There were no silver spoons in our household. The public school in my hometown had an awful reputation & my mom decided, when I was 7, that private school was a must. My dad didn't share her enthusiasm. To pay the tuition, she struck a deal. In exchange for working as the school janitor for zero pay, my tuition was waived & my education from then on came complete with my own personal hall monitor. On the plus side, I received a very good education. I can tell ya, I never got away with nothin'. Cut class? Yeah right. Study Halls? No way. Full load. Mom explained what she thought the word 'homework' meant, whereas she believed that study hall was a wasted 'social hour'. Okay, but geez, I played 3 sports, always had practice or games, had a job working most nights & weekends. Well, it didn't kill me, but gettin' whacked in the head with a broom wasn't much fun. No worries, Mom's only 4'10", no permanent damage &, by my senior year I'd learned to duck. Swooshing sounds still get my attention.

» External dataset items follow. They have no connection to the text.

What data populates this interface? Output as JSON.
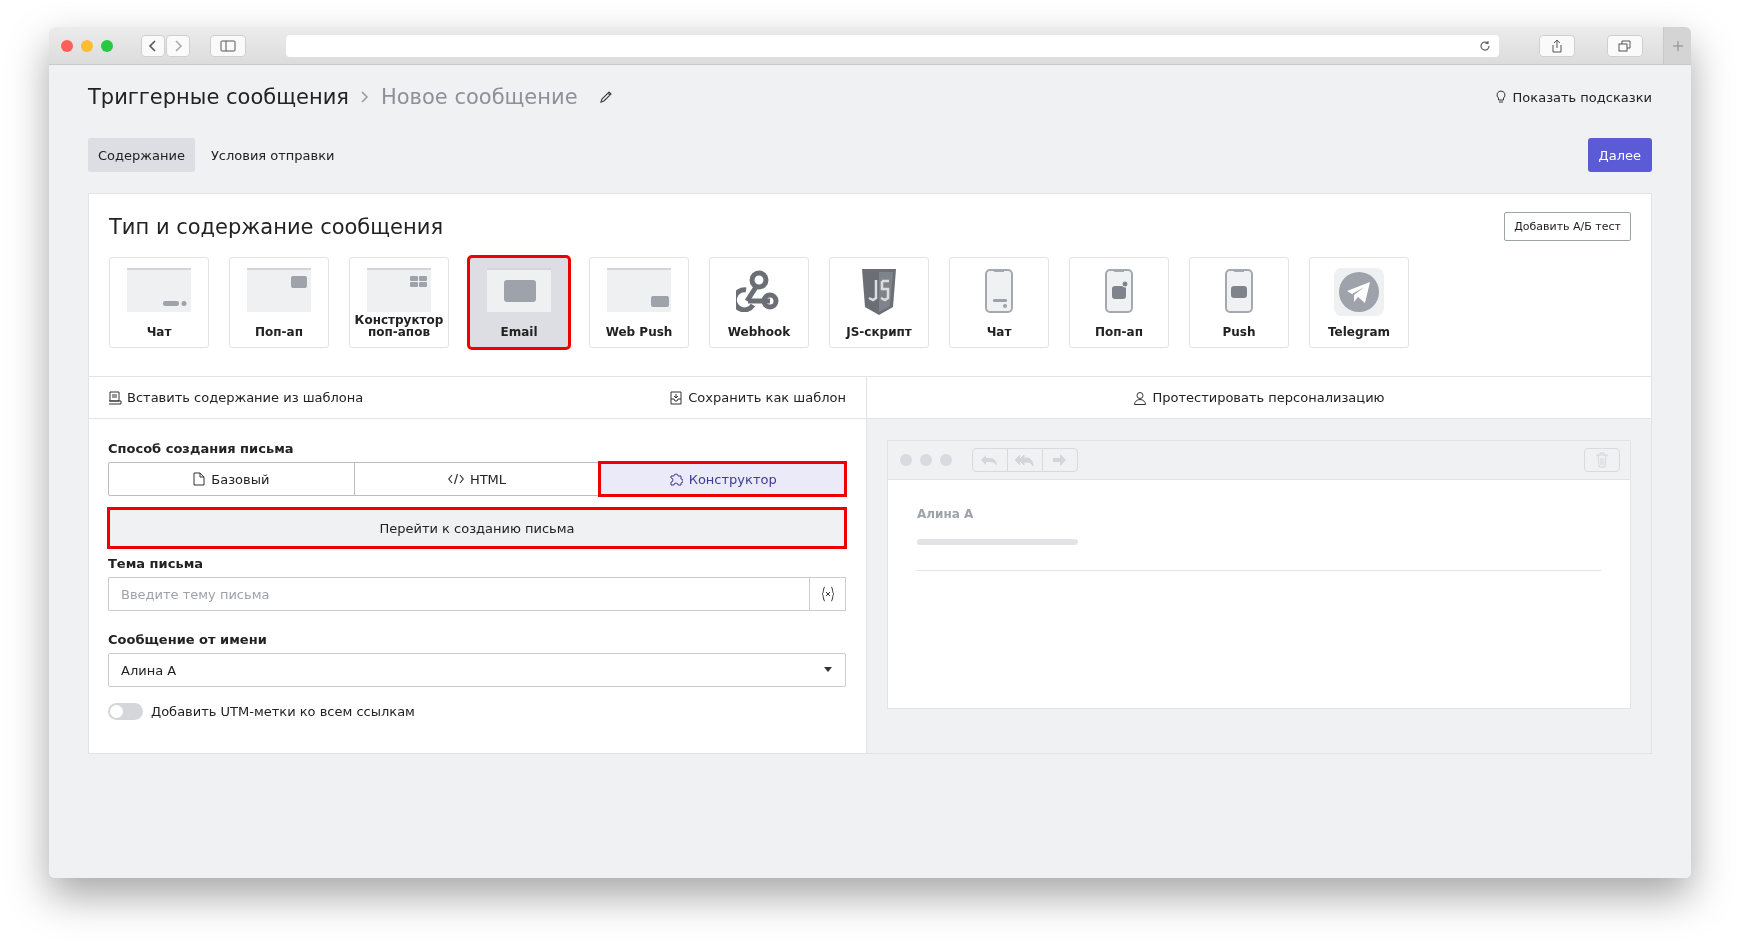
{
  "breadcrumb": {
    "parent": "Триггерные сообщения",
    "current": "Новое сообщение"
  },
  "hints_link": "Показать подсказки",
  "tabs": [
    {
      "label": "Содержание",
      "selected": true
    },
    {
      "label": "Условия отправки",
      "selected": false
    }
  ],
  "next_button": "Далее",
  "card": {
    "title": "Тип и содержание сообщения",
    "ab_button": "Добавить А/Б тест",
    "types": [
      {
        "kind": "web-chat",
        "label": "Чат",
        "selected": false,
        "highlighted": false
      },
      {
        "kind": "web-popup",
        "label": "Поп-ап",
        "selected": false,
        "highlighted": false
      },
      {
        "kind": "web-builder",
        "label": "Конструктор поп-апов",
        "selected": false,
        "highlighted": false
      },
      {
        "kind": "email",
        "label": "Email",
        "selected": true,
        "highlighted": true
      },
      {
        "kind": "web-push",
        "label": "Web Push",
        "selected": false,
        "highlighted": false
      },
      {
        "kind": "webhook",
        "label": "Webhook",
        "selected": false,
        "highlighted": false
      },
      {
        "kind": "js",
        "label": "JS-скрипт",
        "selected": false,
        "highlighted": false
      },
      {
        "kind": "mobile-chat",
        "label": "Чат",
        "selected": false,
        "highlighted": false
      },
      {
        "kind": "mobile-popup",
        "label": "Поп-ап",
        "selected": false,
        "highlighted": false
      },
      {
        "kind": "mobile-push",
        "label": "Push",
        "selected": false,
        "highlighted": false
      },
      {
        "kind": "telegram",
        "label": "Telegram",
        "selected": false,
        "highlighted": false
      }
    ]
  },
  "template_bar": {
    "insert": "Вставить содержание из шаблона",
    "save": "Сохранить как шаблон",
    "test": "Протестировать персонализацию"
  },
  "form": {
    "method_label": "Способ создания письма",
    "methods": [
      {
        "kind": "basic",
        "label": "Базовый",
        "selected": false,
        "highlighted": false
      },
      {
        "kind": "html",
        "label": "HTML",
        "selected": false,
        "highlighted": false
      },
      {
        "kind": "builder",
        "label": "Конструктор",
        "selected": true,
        "highlighted": true
      }
    ],
    "go_button": {
      "label": "Перейти к созданию письма",
      "highlighted": true
    },
    "subject_label": "Тема письма",
    "subject_placeholder": "Введите тему письма",
    "sender_label": "Сообщение от имени",
    "sender_value": "Алина А",
    "utm": {
      "label": "Добавить UTM-метки ко всем ссылкам",
      "on": false
    }
  },
  "preview": {
    "sender": "Алина А"
  }
}
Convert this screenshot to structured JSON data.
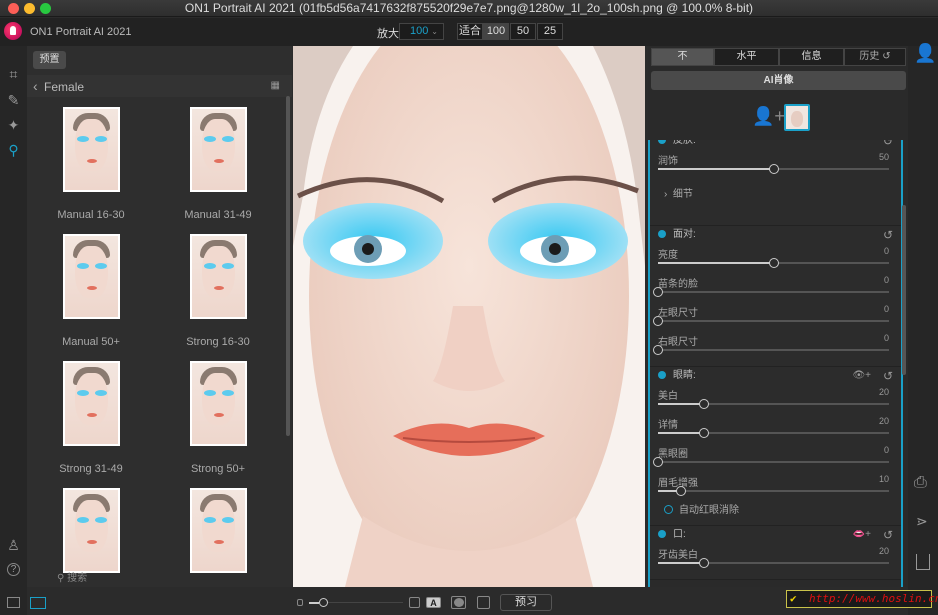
{
  "window": {
    "title": "ON1 Portrait AI 2021 (01fb5d56a7417632f875520f29e7e7.png@1280w_1l_2o_100sh.png @ 100.0% 8-bit)"
  },
  "toolbar": {
    "app_name": "ON1 Portrait AI 2021",
    "zoom_label": "放大",
    "zoom_value": "100",
    "fit_label": "适合",
    "zoom_options": [
      "100",
      "50",
      "25"
    ]
  },
  "presets": {
    "tab_label": "预置",
    "category": "Female",
    "search_placeholder": "搜索",
    "items": [
      {
        "label": "Manual 16-30"
      },
      {
        "label": "Manual 31-49"
      },
      {
        "label": "Manual 50+"
      },
      {
        "label": "Strong 16-30"
      },
      {
        "label": "Strong 31-49"
      },
      {
        "label": "Strong 50+"
      },
      {
        "label": ""
      },
      {
        "label": ""
      }
    ]
  },
  "panel": {
    "tabs": [
      "不",
      "水平",
      "信息",
      "历史"
    ],
    "ai_button": "AI肖像",
    "sections": [
      {
        "title": "皮肤:",
        "sliders": [
          {
            "label": "润饰",
            "value": 50
          }
        ],
        "detail": "细节"
      },
      {
        "title": "面对:",
        "sliders": [
          {
            "label": "亮度",
            "value": 0,
            "center": true
          },
          {
            "label": "苗条的脸",
            "value": 0
          },
          {
            "label": "左眼尺寸",
            "value": 0
          },
          {
            "label": "右眼尺寸",
            "value": 0
          }
        ]
      },
      {
        "title": "眼睛:",
        "sliders": [
          {
            "label": "美白",
            "value": 20
          },
          {
            "label": "详情",
            "value": 20
          },
          {
            "label": "黑眼圈",
            "value": 0
          },
          {
            "label": "眉毛增强",
            "value": 10
          }
        ],
        "checkbox": "自动红眼消除"
      },
      {
        "title": "口:",
        "sliders": [
          {
            "label": "牙齿美白",
            "value": 20
          }
        ]
      }
    ]
  },
  "bottom": {
    "preview_label": "预习"
  },
  "watermark": "http://www.hoslin.cn/",
  "colors": {
    "accent": "#1aa0c8"
  }
}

I've since learned how to tie a Windsor knot.
Back to the school stuff & realtime bragging about someone that deserves it. My niece Valerie is in Washington DC this week as part of The National Young Leaders Conference & she's one of the youngest invitees, maybe even the youngest. Her grades make mine look pathetic. Can't say too much 'cause she gets embarrassed, wouldn't even let the newspaper interview her or use her name. The NYLC sends updates on the conference to teachers & guidance counselors involved with the participants. Uncle Dave, that's me, gets these updates, since Val included me, listing me as her "College & Career Counselor". Now that is cool.
When I was writing BAD LATITUDE, Val would read sample chapters & give me feedback. I made her one of my primary characters in both BAD LATITUDE & RECKLESS ENDEAVOR. One of these days, I'll be reading her work & then.... I guess I'll get nostalgic.
Here's a copy of part of today's email update about Val's day in DC. She's running around the halls of Congress meeting Senators & such. Congrats Val! Proud of ya kid!
Dear Mr. Ebright,
Today's NYLC schedule afforded Valerie a special opportunity to interact with the lawmakers and staffers who determine our nation's legislative agenda on Capitol Hill! The day began with a welcome address delivered from the floor of the House of Representatives. Valerie and her fellow scholars sat in the actual chairs used by House members! After the House floor, Valerie proceeded to her congressional appointments. These meetings with representatives, senators or staffers gave Valerie a chance to challenge our nation's elected leaders with tough questions and get a firsthand view of life and work on Capitol Hill.
In the evening, Valerie switched her focus from legislative matters to judicial topics, engaging in the "Testing the Constitution" simulation. After reviewing yesterday's discussion of the role of the Supreme Court, a history of some of its most famous decisions and an introduction to legal reasoning and debate, Valerie jumped right into the simulation. With her fellow scholars members playing the roles of justices and attorneys for the petitioner and respondent, Valerie debated whether the constitution and case law favored a car passenger's Fourth Amendment right to privacy or a police officer's need for safety during a traffic stop. The details of this simulation were taken from the real-life case of Arizona v. Johnson.